Les promesses de Hollande seront-elles en fin de compte fortement revues à la baisse, ou non tenues, ou sont-elles les prémisses d’une politique publique qui sera mise en œuvre, avec tout le risque de déstabilisation qu’elle comporte ? Cette hésitation peut créer du tumulte parmi les électeurs centristes, dont l’enclin européen est connu. Il est vrai que ce type de stratégie correspond à la volonté de M. Hollande de clairement se repositionner sur la gauche et contenter les acteurs de gauche qui le soutiendront au premier tour de la présidentielle (le député socialiste populaire Arnaud Montebourg, par exemple) ou ceux dont il aura le plus besoin du soutien dans le deuxième tour de scrutin (à l’extrême gauche).

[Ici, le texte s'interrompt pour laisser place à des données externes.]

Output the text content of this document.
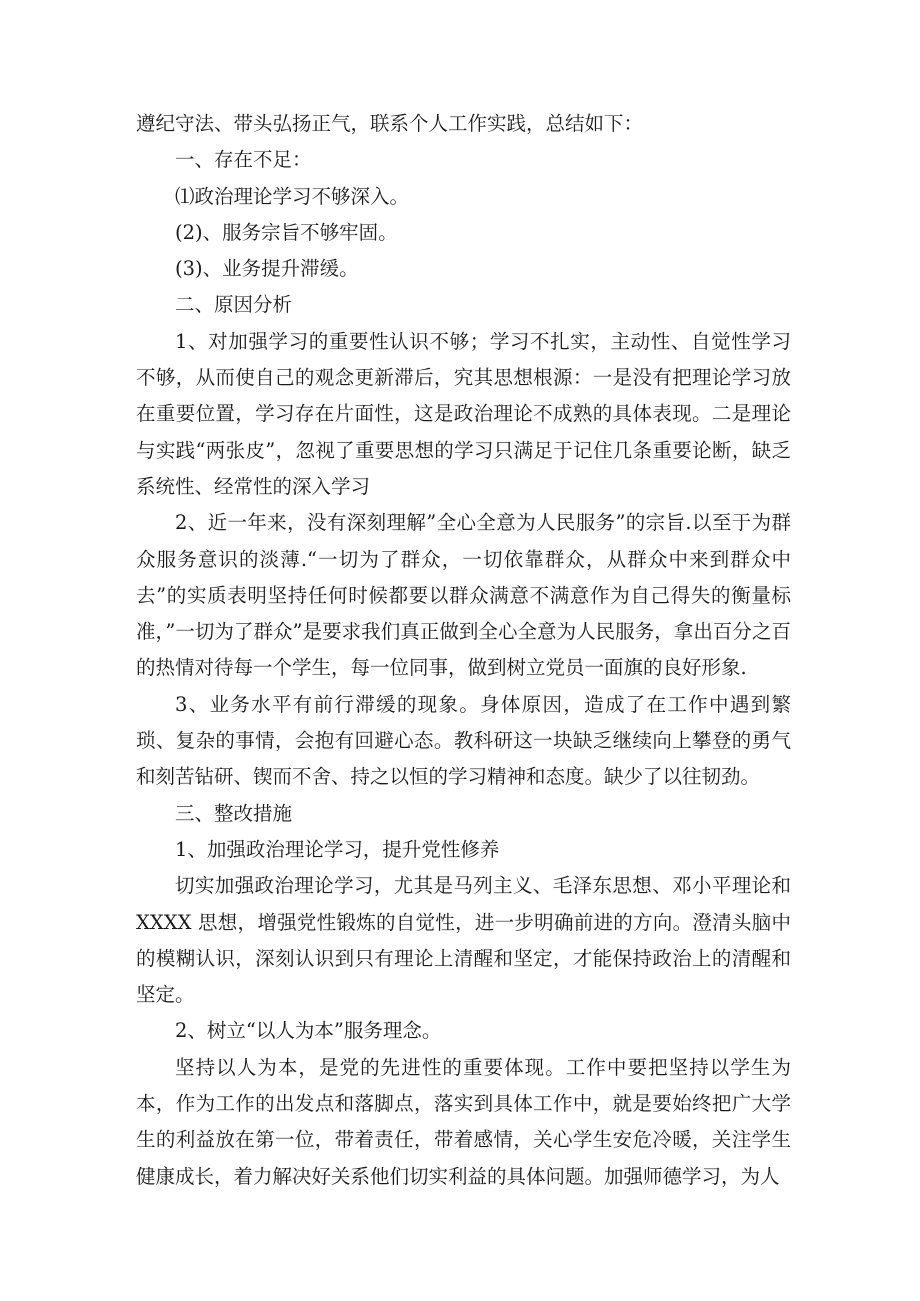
遵纪守法、带头弘扬正气，联系个人工作实践，总结如下：

一、存在不足：

⑴政治理论学习不够深入。

(2)、服务宗旨不够牢固。

(3)、业务提升滞缓。

二、原因分析

1、对加强学习的重要性认识不够；学习不扎实，主动性、自觉性学习不够，从而使自己的观念更新滞后，究其思想根源：一是没有把理论学习放在重要位置，学习存在片面性，这是政治理论不成熟的具体表现。二是理论与实践“两张皮”，忽视了重要思想的学习只满足于记住几条重要论断，缺乏系统性、经常性的深入学习

2、近一年来，没有深刻理解”全心全意为人民服务”的宗旨.以至于为群众服务意识的淡薄.“一切为了群众，一切依靠群众，从群众中来到群众中去”的实质表明坚持任何时候都要以群众满意不满意作为自己得失的衡量标准，”一切为了群众”是要求我们真正做到全心全意为人民服务，拿出百分之百的热情对待每一个学生，每一位同事，做到树立党员一面旗的良好形象.

3、业务水平有前行滞缓的现象。身体原因，造成了在工作中遇到繁琐、复杂的事情，会抱有回避心态。教科研这一块缺乏继续向上攀登的勇气和刻苦钻研、锲而不舍、持之以恒的学习精神和态度。缺少了以往韧劲。

三、整改措施

1、加强政治理论学习，提升党性修养

切实加强政治理论学习，尤其是马列主义、毛泽东思想、邓小平理论和 XXXX 思想，增强党性锻炼的自觉性，进一步明确前进的方向。澄清头脑中的模糊认识，深刻认识到只有理论上清醒和坚定，才能保持政治上的清醒和坚定。

2、树立“以人为本”服务理念。

坚持以人为本，是党的先进性的重要体现。工作中要把坚持以学生为本，作为工作的出发点和落脚点，落实到具体工作中，就是要始终把广大学生的利益放在第一位，带着责任，带着感情，关心学生安危冷暖，关注学生健康成长，着力解决好关系他们切实利益的具体问题。加强师德学习，为人
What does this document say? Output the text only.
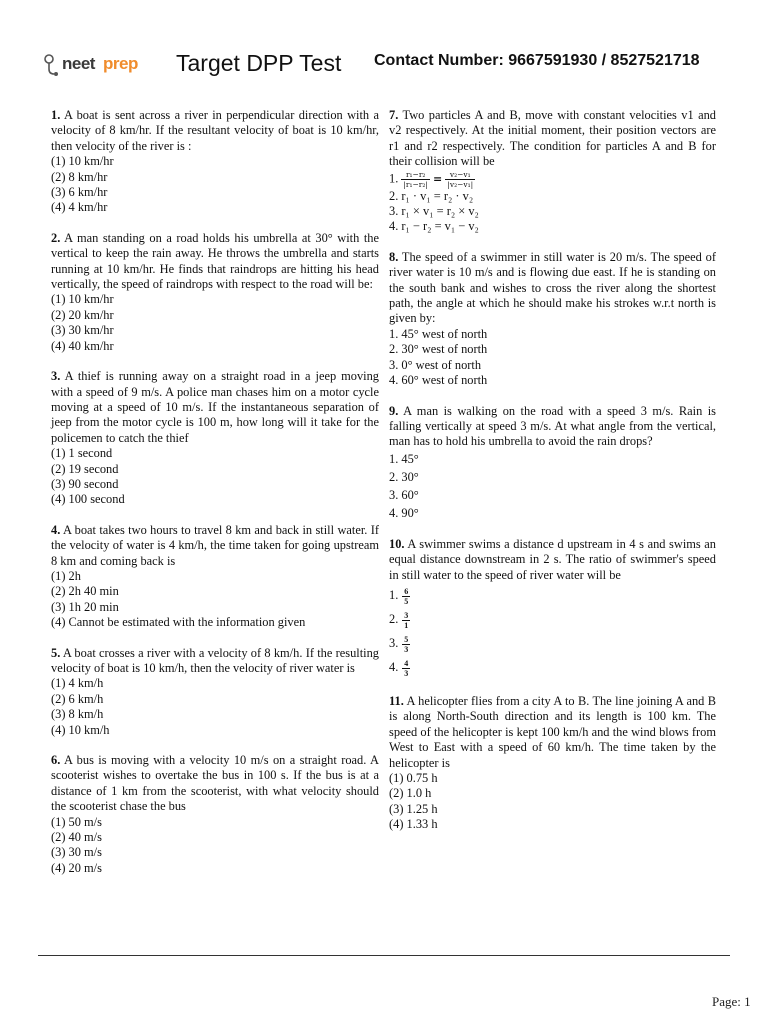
neet prep Target DPP Test Contact Number: 9667591930 / 8527521718
1. A boat is sent across a river in perpendicular direction with a velocity of 8 km/hr. If the resultant velocity of boat is 10 km/hr, then velocity of the river is :
(1) 10 km/hr
(2) 8 km/hr
(3) 6 km/hr
(4) 4 km/hr
2. A man standing on a road holds his umbrella at 30° with the vertical to keep the rain away. He throws the umbrella and starts running at 10 km/hr. He finds that raindrops are hitting his head vertically, the speed of raindrops with respect to the road will be:
(1) 10 km/hr
(2) 20 km/hr
(3) 30 km/hr
(4) 40 km/hr
3. A thief is running away on a straight road in a jeep moving with a speed of 9 m/s. A police man chases him on a motor cycle moving at a speed of 10 m/s. If the instantaneous separation of jeep from the motor cycle is 100 m, how long will it take for the policemen to catch the thief
(1) 1 second
(2) 19 second
(3) 90 second
(4) 100 second
4. A boat takes two hours to travel 8 km and back in still water. If the velocity of water is 4 km/h, the time taken for going upstream 8 km and coming back is
(1) 2h
(2) 2h 40 min
(3) 1h 20 min
(4) Cannot be estimated with the information given
5. A boat crosses a river with a velocity of 8 km/h. If the resulting velocity of boat is 10 km/h, then the velocity of river water is
(1) 4 km/h
(2) 6 km/h
(3) 8 km/h
(4) 10 km/h
6. A bus is moving with a velocity 10 m/s on a straight road. A scooterist wishes to overtake the bus in 100 s. If the bus is at a distance of 1 km from the scooterist, with what velocity should the scooterist chase the bus
(1) 50 m/s
(2) 40 m/s
(3) 30 m/s
(4) 20 m/s
7. Two particles A and B, move with constant velocities v1 and v2 respectively. At the initial moment, their position vectors are r1 and r2 respectively. The condition for particles A and B for their collision will be
1. $\frac{\text{r₁−r₂}}{\text{|r₁−r₂|}} = \frac{\text{v₂−v₁}}{\text{|v₂−v₁|}}$
2. r₁ · v₁ = r₂ · v₂
3. r₁ × v₁ = r₂ × v₂
4. r₁ − r₂ = v₁ − v₂
8. The speed of a swimmer in still water is 20 m/s. The speed of river water is 10 m/s and is flowing due east. If he is standing on the south bank and wishes to cross the river along the shortest path, the angle at which he should make his strokes w.r.t north is given by:
1. 45° west of north
2. 30° west of north
3. 0° west of north
4. 60° west of north
9. A man is walking on the road with a speed 3 m/s. Rain is falling vertically at speed 3 m/s. At what angle from the vertical, man has to hold his umbrella to avoid the rain drops?
1. 45°
2. 30°
3. 60°
4. 90°
10. A swimmer swims a distance d upstream in 4 s and swims an equal distance downstream in 2 s. The ratio of swimmer's speed in still water to the speed of river water will be
1. $\frac{6}{5}$
2. $\frac{3}{1}$
3. $\frac{5}{3}$
4. $\frac{4}{3}$
11. A helicopter flies from a city A to B. The line joining A and B is along North-South direction and its length is 100 km. The speed of the helicopter is kept 100 km/h and the wind blows from West to East with a speed of 60 km/h. The time taken by the helicopter is
(1) 0.75 h
(2) 1.0 h
(3) 1.25 h
(4) 1.33 h
Page: 1
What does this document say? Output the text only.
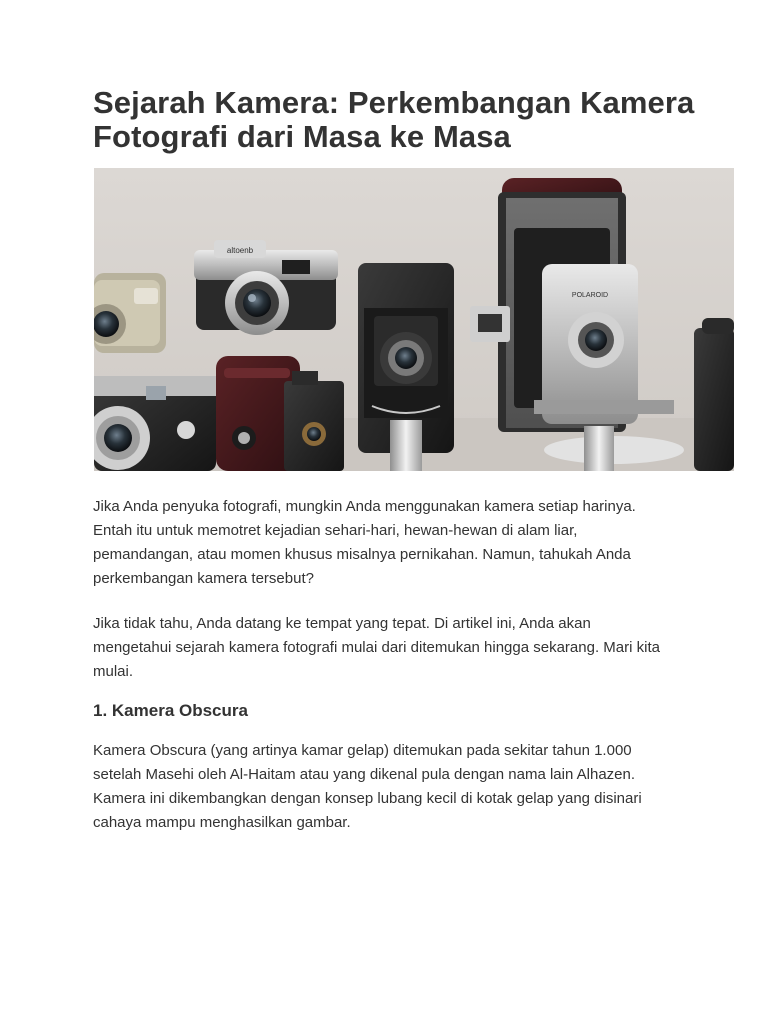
Sejarah Kamera: Perkembangan Kamera Fotografi dari Masa ke Masa
altoenb
POLAROID

Jika Anda penyuka fotografi, mungkin Anda menggunakan kamera setiap harinya. Entah itu untuk memotret kejadian sehari-hari, hewan-hewan di alam liar, pemandangan, atau momen khusus misalnya pernikahan. Namun, tahukah Anda perkembangan kamera tersebut?

Jika tidak tahu, Anda datang ke tempat yang tepat. Di artikel ini, Anda akan mengetahui sejarah kamera fotografi mulai dari ditemukan hingga sekarang. Mari kita mulai.

1. Kamera Obscura

Kamera Obscura (yang artinya kamar gelap) ditemukan pada sekitar tahun 1.000 setelah Masehi oleh Al-Haitam atau yang dikenal pula dengan nama lain Alhazen. Kamera ini dikembangkan dengan konsep lubang kecil di kotak gelap yang disinari cahaya mampu menghasilkan gambar.
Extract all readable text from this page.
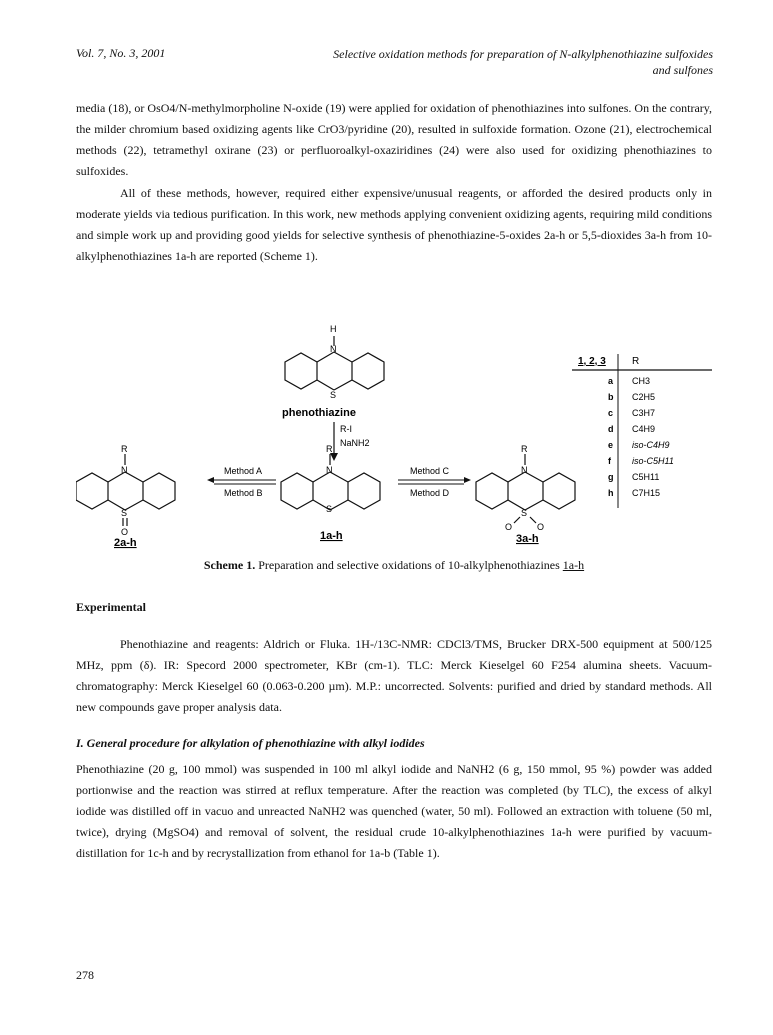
Vol. 7, No. 3, 2001	Selective oxidation methods for preparation of N-alkylphenothiazine sulfoxides
and sulfones

media (18), or OsO4/N-methylmorpholine N-oxide (19) were applied for oxidation of phenothiazines into sulfones. On the contrary, the milder chromium based oxidizing agents like CrO3/pyridine (20), resulted in sulfoxide formation. Ozone (21), electrochemical methods (22), tetramethyl oxirane (23) or perfluoroalkyl-oxaziridines (24) were also used for oxidizing phenothiazines to sulfoxides.

All of these methods, however, required either expensive/unusual reagents, or afforded the desired products only in moderate yields via tedious purification. In this work, new methods applying convenient oxidizing agents, requiring mild conditions and simple work up and providing good yields for selective synthesis of phenothiazine-5-oxides 2a-h or 5,5-dioxides 3a-h from 10-alkylphenothiazines 1a-h are reported (Scheme 1).

H
N
S
phenothiazine
R-I
NaNH2
R
N
S
1a-h
R
N
S
O
2a-h
Method A
Method B
Method C
Method D
R
N
S
O	O
3a-h
1, 2, 3	R
a CH3
b C2H5
c C3H7
d C4H9
e iso-C4H9
f iso-C5H11
g C5H11
h C7H15
Scheme 1. Preparation and selective oxidations of 10-alkylphenothiazines 1a-h
Experimental

Phenothiazine and reagents: Aldrich or Fluka. 1H-/13C-NMR: CDCl3/TMS, Brucker DRX-500 equipment at 500/125 MHz, ppm (δ). IR: Specord 2000 spectrometer, KBr (cm-1). TLC: Merck Kieselgel 60 F254 alumina sheets. Vacuum-chromatography: Merck Kieselgel 60 (0.063-0.200 µm). M.P.: uncorrected. Solvents: purified and dried by standard methods. All new compounds gave proper analysis data.

I. General procedure for alkylation of phenothiazine with alkyl iodides

Phenothiazine (20 g, 100 mmol) was suspended in 100 ml alkyl iodide and NaNH2 (6 g, 150 mmol, 95 %) powder was added portionwise and the reaction was stirred at reflux temperature. After the reaction was completed (by TLC), the excess of alkyl iodide was distilled off in vacuo and unreacted NaNH2 was quenched (water, 50 ml). Followed an extraction with toluene (50 ml, twice), drying (MgSO4) and removal of solvent, the residual crude 10-alkylphenothiazines 1a-h were purified by vacuum-distillation for 1c-h and by recrystallization from ethanol for 1a-b (Table 1).

278
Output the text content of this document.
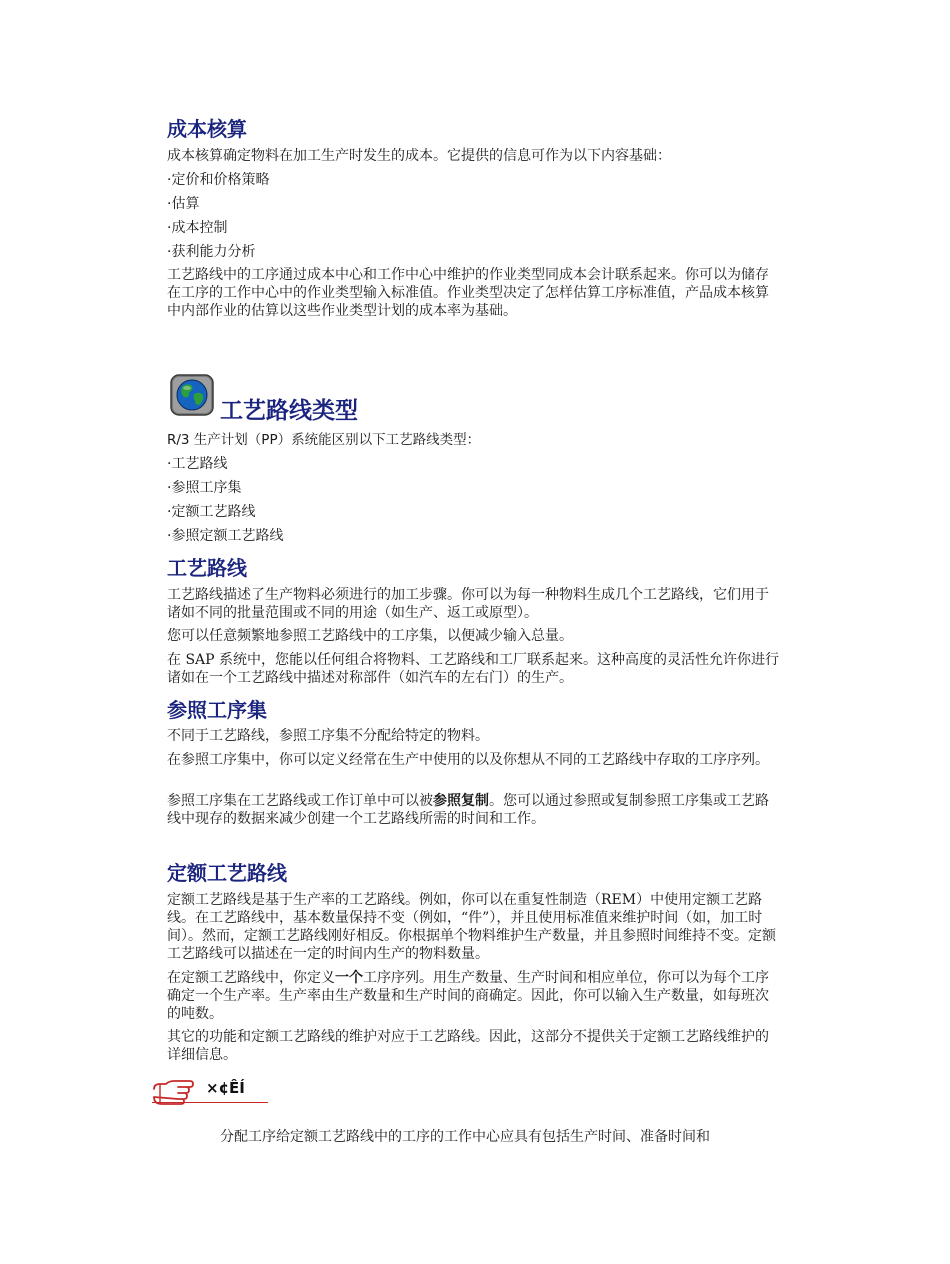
成本核算

成本核算确定物料在加工生产时发生的成本。它提供的信息可作为以下内容基础：

·定价和价格策略

·估算

·成本控制

·获利能力分析

工艺路线中的工序通过成本中心和工作中心中维护的作业类型同成本会计联系起来。你可以为储存在工序的工作中心中的作业类型输入标准值。作业类型决定了怎样估算工序标准值，产品成本核算中内部作业的估算以这些作业类型计划的成本率为基础。

工艺路线类型

R/3 生产计划（PP）系统能区别以下工艺路线类型：

·工艺路线

·参照工序集

·定额工艺路线

·参照定额工艺路线

工艺路线

工艺路线描述了生产物料必须进行的加工步骤。你可以为每一种物料生成几个工艺路线，它们用于诸如不同的批量范围或不同的用途（如生产、返工或原型）。

您可以任意频繁地参照工艺路线中的工序集，以便减少输入总量。

在 SAP 系统中，您能以任何组合将物料、工艺路线和工厂联系起来。这种高度的灵活性允许你进行诸如在一个工艺路线中描述对称部件（如汽车的左右门）的生产。

参照工序集

不同于工艺路线，参照工序集不分配给特定的物料。

在参照工序集中，你可以定义经常在生产中使用的以及你想从不同的工艺路线中存取的工序序列。

参照工序集在工艺路线或工作订单中可以被参照复制。您可以通过参照或复制参照工序集或工艺路线中现存的数据来减少创建一个工艺路线所需的时间和工作。

定额工艺路线

定额工艺路线是基于生产率的工艺路线。例如，你可以在重复性制造（REM）中使用定额工艺路线。在工艺路线中，基本数量保持不变（例如，“件”），并且使用标准值来维护时间（如，加工时间）。然而，定额工艺路线刚好相反。你根据单个物料维护生产数量，并且参照时间维持不变。定额工艺路线可以描述在一定的时间内生产的物料数量。

在定额工艺路线中，你定义一个工序序列。用生产数量、生产时间和相应单位，你可以为每个工序确定一个生产率。生产率由生产数量和生产时间的商确定。因此，你可以输入生产数量，如每班次的吨数。

其它的功能和定额工艺路线的维护对应于工艺路线。因此，这部分不提供关于定额工艺路线维护的详细信息。

×¢ÊÍ

分配工序给定额工艺路线中的工序的工作中心应具有包括生产时间、准备时间和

Ainsi, sans remettre en cause la nécessité de réduire le déficit public et la dette, Hollande a pris le risque d’endommager son capital de « candidat réaliste » : qui pourrait croire qu’à court terme l’Allemagne conduite par la majorité CDU-FDP permettrait la création d’euro-obligations, ou la mutualisation de la dette souveraine, ou même donner à la BCE la capacité de financer les États grâce à l’impression de monnaie ?

Au-delà de ces questions européennes, une boîte noire demeure dans l’actuel projet du candidat socialiste: celui de la réforme du marché du travail. En fait, les pays européens qui semblent actuellement faire de leur mieux, sont ceux qui ont adopté les combinaisons gagnantes de l’ajustement budgétaire et des profondes réformes du marché du travail et des marchés de production (7).
À trois mois des élections présidentielles, le programme du candidat socialiste reste très évasif sur ce chapitre. En ce qui concerne une partie considérable de la majorité sortante, la raison est la crainte d’un mouvement social qui réagirait durement à ce sujet (un mouvement dont nous avons eu une illustration pendant les longues manifestations de l’automne 2010 contre la réforme des retraites).

Cependant, avec les propositions issues des projets du gouvernement et du président-candidat Nicolas Sarkozy, il est possible que le débat présidentiel se concentre sur la réforme du marché du travail basée sur – pour reprendre l’expression du Premier ministre François Fillon – quatre « décisions structurelles »: la formation des chômeurs, l’assouplissement du coût du travail, des mesures visant à stimuler la compétitivité des entreprises et la durée de la semaine de travail.

Toutefois, la marge de manœuvre dans ce débat demeure relativement limitée : les actuels sondages d’intentions de vote montrent que le score de Sarkozy est pour le moment étroitement serré (avec 25-26% des intentions de vote) entre les socialistes, qui ont un taux élevé des intentions de vote (plus de 30%), et un fort parti d’extrême-droite, le Front National (entre 17% et 19%).

En outre, au-delà de toutes leurs différences, les socialistes et le Front National ne sont pas enclins à un débat sur la réforme du marché du travail. Au-delà de la campagne présidentielle et la lutte pour le pouvoir, la perspective d’une victoire du candidat socialiste et le fort potentiel de l’extrême droite, mettent « sous influence » à la fois le débat sur la politique européenne et la réforme du marché du travail.

Dans le cas d’une victoire de la gauche, Hollande sera amené à faire des concessions à une partie des puissances de gauche qui ont promu le « Non » en 2005, au moment du référendum français sur le traité pour la Constitution européenne. De l’autre côté de l’échiquier politique, la menace électorale représentée par le leader du Front National Marine Le Pen, contribue à réduire la marge de manœuvre du débat sur les questions décisives telles que la zone euro ou la réforme du marché du travail.